By the end of this week, Angeleno’s will have flipped their calendar to the new year, welcoming not just the end of 2019, but the start of a fresh decade of possibilities.

Plenty of us will be making our New Year’s Resolutions, struggling not to break them during the first few weeks of the new year, a tradition that stretches back to Ancient Rome.

The start of the new year is a great time to look at the highs and lows of the past 12 months. As we look forward to 2020, we remain optimistic that Downtown will endure the hiccups of 2019, finding itself in a far better position around this same time next year.

The year 2019 came off almost like a year filled with setbacks. Homelessness in the region took a turn for the worst, experiencing double digit increases in both the city and county, as well as locally in Skid Row, which many can cite as the epicenter of Los Angeles’ homeless crisis. City Controller Ron Galperin issued two scathing reports criticizing both the Los Angeles Homeless Services Authority’s metrics and outreach guidelines, and the use of over $1 billion in Proposition HHH funds.

Homicides spiked in the region, almost eclipsing the decade high, and major development projects like Oceanwide Plaza either stalled, or endured major timeline shifts.

But heading into 2020, there is still plenty to be excited for. For the first time in over a decade, Downtown Los Angeles will have a representative without the last name Huizar after Councilman José Huizar is termed out of office in November, marking a major and exciting change to the Downtown landscape.
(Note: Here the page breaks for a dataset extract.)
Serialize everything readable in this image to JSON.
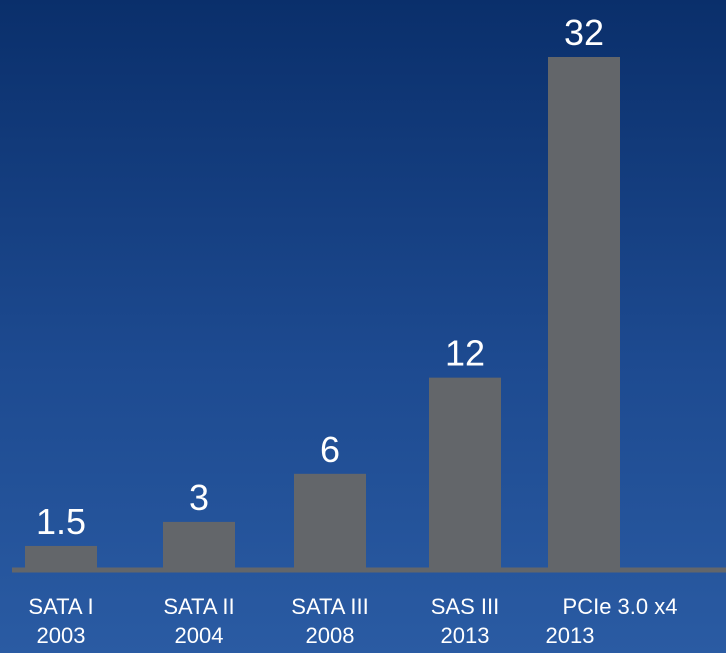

Leading the pack to replace the longtime politician is Senate President pro tempore Kevin de León and former Los Angeles Unified School District President Monica Garcia.

At the Los Angeles Homeless Services Authority, Peter Lynn, who announced that he was stepping down at the end of the year, will be replaced with a new executive director who will be equally tasked with tackling the regions growing homeless crisis.

Large community service developments like the Terasaki Budokan in “Skidrokyo,” the amalgamous area between the neighborhood known as Skid Row and Little Tokyo, will bring new community amenities to the area, while First and Broadway Park, is expected to break ground in 2020, which will eventually add much needed recreation and relaxation space to the civic center.

Perla, the first new high rise housing project in the Historic Core is slated to open as well, bringing new residents to the Broadway corridor and on a macro level, the city is slated to adopt the DTLA 2040 plan, which sets new guidelines for the future development of Downtown over the next two decades.

This past year was a period of transitions and setbacks, but not without its accomplishments. But when we sit down next year to catalogue the ups and downs of 2020, we believe that there will be far more ups than downs as Downtown takes advantage of the upcoming opportunities to take massive steps forward.